BM Genel Sekreteri Libya Özel Danışmanı Williams, Şarku’l Avsat’a konuştu: Libya cumhurbaşkanlığı seçimlerine aday isimlerin uygunluğuna ilişkin karara herkes saygı duymalı

BM Genel Sekreteri Libya Özel Danışmanı Stephanie Williams: Paralı askerlerin, Libya topraklarından çıkışı dikkatli olunması gereken karmaşık bir süreçtir.

BM Genel Sekreteri Libya Özel Danışmanı Stephanie Williams (AFP)
BM Genel Sekreteri Libya Özel Danışmanı Stephanie Williams (AFP)
TT

BM Genel Sekreteri Libya Özel Danışmanı Williams, Şarku’l Avsat’a konuştu: Libya cumhurbaşkanlığı seçimlerine aday isimlerin uygunluğuna ilişkin karara herkes saygı duymalı

BM Genel Sekreteri Libya Özel Danışmanı Stephanie Williams (AFP)
BM Genel Sekreteri Libya Özel Danışmanı Stephanie Williams (AFP)

Birleşmiş Milletler (BM) Genel Sekreteri Antonio Guterres’in Libya Özel Danışmanı Stephanie Williams, dün Şarku’l Avsat’a verdiği röportajda, Seyfulislam Kaddafi'nin Libya’daki cumhurbaşkanlığı seçimlerinde aday olup olmayacağına ilişkin kararın, yargı tarafından alınacak bir karar ve Libya’nın egemenlik meselesi olduğunu söyledi. Williams, tüm tarafları alınan kararlara uymaya çağırdı.
Williams, Başbakan Abdulhamid Dibeybe’nin Libya Siyasi Diyalog Forumu (LSDF) sürecinde seçimlerde aday olmayacağına dair yazılı taahhütte bulunmasının ardından aday olmaya hakkı olup olmadığı sorusuna, “LSDF sürecinde, ülkenin yönetimindeki makamlara aday olan kişilerin bu seçimlerde aday olmayacağına dair yazılı bir taahhüt yapıldı. Herkes Libya’nın egemenliğine ve yargının bağımsızlığına saygı göstermeli” yanıtını verdi.
Libya’da 24 Aralık’ta yapılması planlanırken ertelenen seçimlerin yapılabileceği en iyi tarihe dair fikrini belirtmekten kaçınan Williams, “Yeni bir tarih belirlemek, Libya'daki yetkili makamlara, yani Temsilciler Meclisi’ne (TM), Yüksek Seçim Komisyonu’na ve yargıya kalmıştır.
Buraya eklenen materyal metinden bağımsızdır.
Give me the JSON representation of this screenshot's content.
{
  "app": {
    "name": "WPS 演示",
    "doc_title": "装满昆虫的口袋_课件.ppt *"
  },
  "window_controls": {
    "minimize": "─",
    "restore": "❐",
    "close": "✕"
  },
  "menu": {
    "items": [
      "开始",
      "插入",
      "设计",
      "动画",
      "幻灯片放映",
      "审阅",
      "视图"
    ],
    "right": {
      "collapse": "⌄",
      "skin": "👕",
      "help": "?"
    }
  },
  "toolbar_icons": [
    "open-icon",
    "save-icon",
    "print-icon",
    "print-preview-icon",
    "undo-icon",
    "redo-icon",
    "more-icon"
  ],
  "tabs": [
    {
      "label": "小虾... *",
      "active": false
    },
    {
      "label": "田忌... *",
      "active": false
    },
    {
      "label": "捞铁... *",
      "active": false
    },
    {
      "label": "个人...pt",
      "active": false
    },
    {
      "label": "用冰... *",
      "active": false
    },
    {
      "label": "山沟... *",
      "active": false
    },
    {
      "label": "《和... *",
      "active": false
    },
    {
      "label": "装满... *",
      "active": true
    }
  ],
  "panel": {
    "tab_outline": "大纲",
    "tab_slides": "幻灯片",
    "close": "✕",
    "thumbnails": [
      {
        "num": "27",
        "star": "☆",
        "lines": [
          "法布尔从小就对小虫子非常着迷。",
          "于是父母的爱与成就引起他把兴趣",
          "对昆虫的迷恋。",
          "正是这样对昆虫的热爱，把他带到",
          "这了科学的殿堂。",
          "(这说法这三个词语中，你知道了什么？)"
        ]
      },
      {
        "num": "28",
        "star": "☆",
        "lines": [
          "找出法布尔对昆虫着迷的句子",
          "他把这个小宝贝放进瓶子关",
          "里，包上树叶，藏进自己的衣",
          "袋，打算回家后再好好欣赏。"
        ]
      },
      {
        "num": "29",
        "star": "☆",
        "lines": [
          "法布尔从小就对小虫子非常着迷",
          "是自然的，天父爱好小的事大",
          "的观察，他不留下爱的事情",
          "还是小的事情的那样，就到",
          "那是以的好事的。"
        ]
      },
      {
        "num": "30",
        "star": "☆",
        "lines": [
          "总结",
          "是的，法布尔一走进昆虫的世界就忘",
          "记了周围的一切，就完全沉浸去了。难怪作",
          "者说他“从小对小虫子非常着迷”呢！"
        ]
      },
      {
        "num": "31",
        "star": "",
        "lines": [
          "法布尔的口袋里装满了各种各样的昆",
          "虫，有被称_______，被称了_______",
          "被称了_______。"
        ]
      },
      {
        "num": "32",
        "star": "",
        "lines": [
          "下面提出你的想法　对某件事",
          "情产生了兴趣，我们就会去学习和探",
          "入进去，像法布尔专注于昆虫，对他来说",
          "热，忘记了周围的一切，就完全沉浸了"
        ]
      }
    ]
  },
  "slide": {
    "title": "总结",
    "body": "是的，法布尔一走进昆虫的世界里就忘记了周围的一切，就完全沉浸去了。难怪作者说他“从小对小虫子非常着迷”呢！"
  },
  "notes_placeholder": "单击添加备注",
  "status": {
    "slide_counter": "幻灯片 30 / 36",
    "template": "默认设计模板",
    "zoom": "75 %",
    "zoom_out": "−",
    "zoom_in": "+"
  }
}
BM, özgür, adil ve güvenilir seçimlerin yapılmasını sağlamak için tüm zorlukların üstesinden gelinmesi ve uygun koşulların en kısa sürede sağlanmasında Libyalılara yardım etmeye hazırdır” ifadelerini kullandı.
Libya’daki Rusya ve Türkiye destekli paralı askerler sorulduğunda ise Williams, şu yanıtı verdi:
“Ülkedeki paralı askerleri, yabancı savaşçıları ve güçleri Libya'dan çıkarma süreci hassas ve karmaşık bir süreçtir. Bu süreç, komşu ülkelerde istikrarın korunması için dikkatli bir şekilde yapılmalı ve ilgili ülkelerle bu konuda koordinasyon kurulmalı.”
Daha önce eski BM Libya Özel Temsilcisi Gassan Selame ile de çalışan Williams'ın Jan Kabus'in Libya Özel Temsilciliğinden istifa etmesinin ardından Guterres’in Libya Özel Danışmanı olarak yeni görevine başlamasından bu yana basına verdiği ilk röportajın tamamı:

-Libya dosyasında bundan önce siyasi bir atılım kaydetmiştiniz. Sizce cumhurbaşkanlığı seçimlerinin ertelenmesinin ardından mevcut koşullar yeni bir siyasi başarıya daha izin verir mi?
Müsaadenizle bu cümleyi şöyle düzeltmeliyim; Libyalılar birleşmeye karar verdiklerinde zaten somut ilerleme kaydettiler. “Yeter artık savaşa son” dediler. Evet, bizler onların BM’de konuşmalarına ön ayak olduk ve yolculukları boyunca onlara eşlik ettik, ama sonunda onların iradesi galip geldi ve bundan sonrada bu irade galip gelecektir.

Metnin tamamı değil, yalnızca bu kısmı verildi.